As I’ve mentioned before, my temptation–even with all the knowledge I have, some sober time under my belt, and solid people encouraging me–is to romanticize these writers and their afflictions. Am I better today than I was six months ago? Assuredly. Am I writing more, and is my writing more insightful, clearer, and meaningful to me and to potential audiences? Yes. I’m speaking of creative writing, of course, but I daresay that I’m doing better at these nonfiction entries than I would have a year ago. But do I look at a picture of Fitzgerald at the height of the Jazz Age, along with with his equally-if-not-more-troubled wife Zelda, and say to myself, Now there was a man who lived? Also yes.
On a semi-related note, my brain’s still undergoing Post-Acute Withdrawal. At least, I believe that’s the case because it seemed yesterday that my mind was stuck in a quagmire most of the time, especially when I had to communicate verbally. I’ve always been better with the written word, but I like to think of myself as a fairly well-spoken person to, but often there’s a persistent barrier between my thoughts and speech. I stumble over words or stutter, something which has never been a problem before (well, not a problem while sober). I’m sure it’s more noticeable to me than others, but I can’t help but feel defeated when I turned to my wife and have thoughts brewing and no acceptable way to express them.
I suppose that’s the key; I’m defining the level of acceptance. I stubbornly maintain the image of Robert the Writer because I spent so many years building it up and maintaining it, and drinking helped me do that. Robert the Writer has a massive ego and often thinks that which flows from his fingers is spun of pure gold, inspired by the angels themselves and even shaming the Creator rather than making the Creator proud, running the risk of becoming another Lucifer but this time more fearsome, more powerful, and infinitely sexier. Robert the Writer speaks in supple tones meant to woo you into a trance or else he inveighs against the injustices of the world with thunderous, strident vigor, causing men to quake.
See what I mean? That’s also what’s rolling around in my head. It’s helpful at times, to be sure, but mix alcohol with Robert the Writer and I’ll end up like John Berryman (though not nearly as talented or prolific).

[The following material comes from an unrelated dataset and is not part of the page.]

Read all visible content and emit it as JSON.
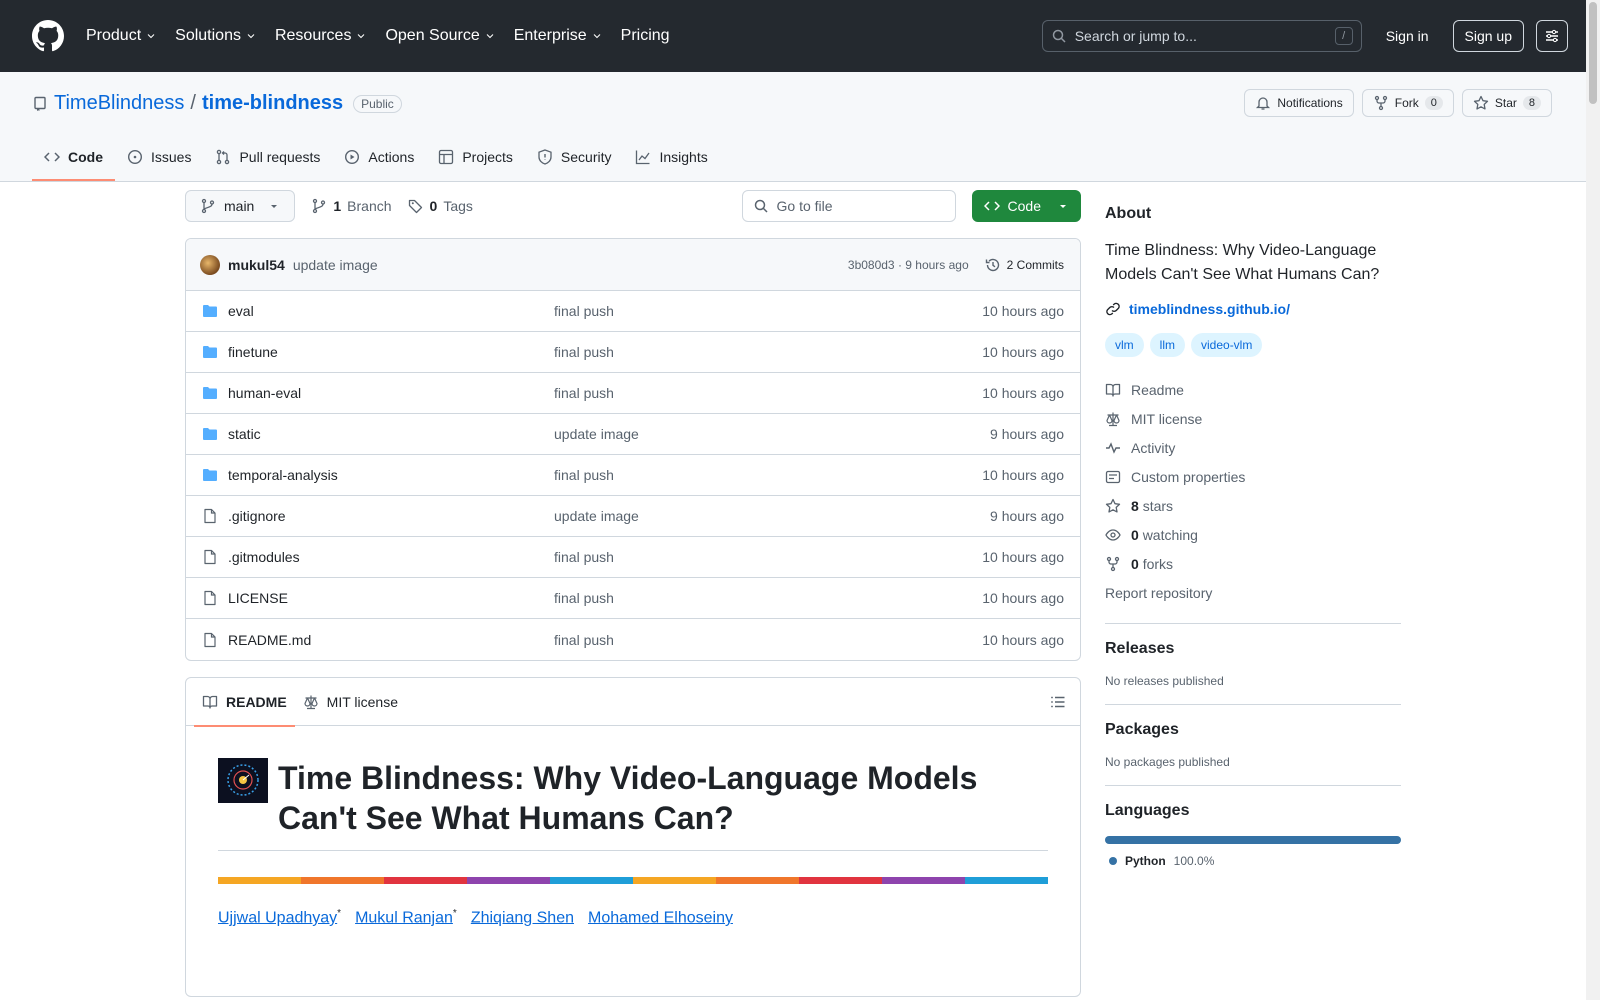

I did it again! I can’t even look at that picture without romanticizing it, and the man ended up throwing himself off a fucking bridge! That isn’t the life I want for myself, no matter how great my poems and stories are!
I feel like I shouldn’t have to work so hard at convincing myself of that fact, but I do so daily. Every time I pick up a pen or open a new document on Word, I remind myself that the output or quality of my writing is not in direct relation to my well-being or contentment as a person. I say it over and over sometimes until the message hits home.
And I’ll keep doing that because I’ll be damned if alcohol will be my undoing.